Wet weather driving
After a long hot dry spell, rubber, oil and other contaminants build up on the road surface, causing it to become slippery after the first rainfall. Heavy or prolonged rain can also cause flash flooding making driving conditions even more hazardous. Driving a fully loaded truck in these conditions requires skill and the driver’s full attention. If you find yourself driving in a downpour or a quick moving storm, follow these safety tips.
It goes without saying that driving in the rain means you have to slow down and drive to the weather conditions. Speed and surface water can cause your vehicle to aquaplane (hydroplane) or skid, knowing how to deal with the situation can be the difference between life and death.
Aquaplaning happens when there is a build-up of water between the road surface and the tyres of the vehicle. When this happens, the tyres lose contact with the road surface completely making it easy to lose control of the vehicle. To reduce your chances of aquaplaning, disengage cruise control, slow down and avoid harsh breaking.

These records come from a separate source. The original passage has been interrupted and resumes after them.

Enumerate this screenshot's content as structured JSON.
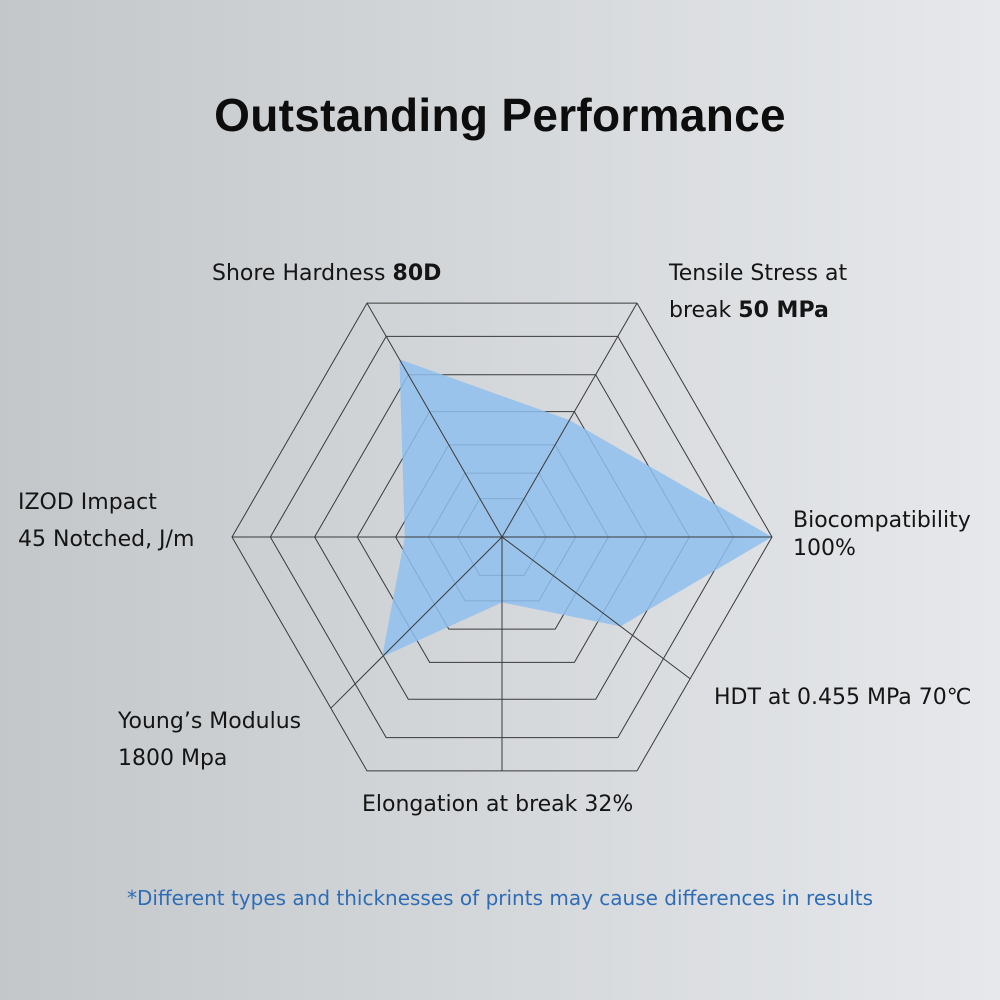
{
  "chart_data": {
    "type": "radar",
    "title": "Outstanding Performance",
    "axes": [
      {
        "name": "Biocompatibility",
        "label_lines": [
          "Biocompatibility",
          "100%"
        ],
        "value": 1.0
      },
      {
        "name": "Tensile Stress at break",
        "label_lines": [
          "Tensile Stress at",
          "break "
        ],
        "label_bold": "50 MPa",
        "value": 0.5
      },
      {
        "name": "Shore Hardness",
        "label_lines": [
          "Shore Hardness "
        ],
        "label_bold": "80D",
        "value": 0.76
      },
      {
        "name": "IZOD Impact",
        "label_lines": [
          "IZOD Impact",
          "45 Notched, J/m"
        ],
        "value": 0.36
      },
      {
        "name": "Young's Modulus",
        "label_lines": [
          "Young’s Modulus",
          "1800 Mpa"
        ],
        "value": 0.7
      },
      {
        "name": "Elongation at break",
        "label_lines": [
          "Elongation at break 32%"
        ],
        "value": 0.28
      },
      {
        "name": "HDT",
        "label_lines": [
          "HDT at 0.455 MPa 70℃"
        ],
        "value": 0.63
      }
    ],
    "grid_levels": [
      1,
      0.858,
      0.694,
      0.536,
      0.394,
      0.273,
      0.164
    ],
    "range": [
      0,
      1
    ],
    "fill_color": "#8fc0ee",
    "grid_color": "#3a3a3a",
    "footnote": "*Different types and thicknesses of prints may cause differences in results",
    "footnote_color": "#2e6db5"
  }
}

Skidding is different to aquaplaning. The vehicle skids when some of its tyres slip, but retains some traction on the road. A skidding truck is very difficult to control especially when loaded. Wet weather driving increases the risk of skidding, so reduce speed slowly and smoothly to allow all of the tyres to grip to the road.
It’s good driving practice to use your lights, both to see and be seen. This is even more important in the poor visibility caused by wet weather where road conditions cause vehicles to merge into the surroundings. Drive with headlights on low beam especially if there is fog in the area. Keep windscreens clear of condensation by using the air conditioner or demister. If conditions are really dangerous, slow down and pull off the road. Turn on hazard lights so other road users can see you. It’s preferable for drivers to stay inside the vehicle, but in circumstances where it’s essential to get out, wear high vis clothing and carry a torch.
Driving to weather conditions is essential in the rain. As a minimum, double the distance between yourself and the vehicle in front and avoid braking, accelerating or turning suddenly. Generally speaking, the safe braking distance is driving at least 4 seconds behind the vehicle in front of you. In wet weather, you need to double your stopping time to at least 8 seconds. A truck travelling at 60 kmh requires 85 metres to stop in good dry conditions, double when its wet.
When weather conditions are bad, it’s more important than ever to maintain the correct position on the road. Use road line markings to stay in the middle of your lane. Avoid changing lanes and maintain a safe distance between yourself and other road users.
Tired drivers cause road traffic accidents, in wet weather the hypnotic sound of the wipers can cause tired drivers to micro-sleep. Keep AC on cool and stop for regular breaks.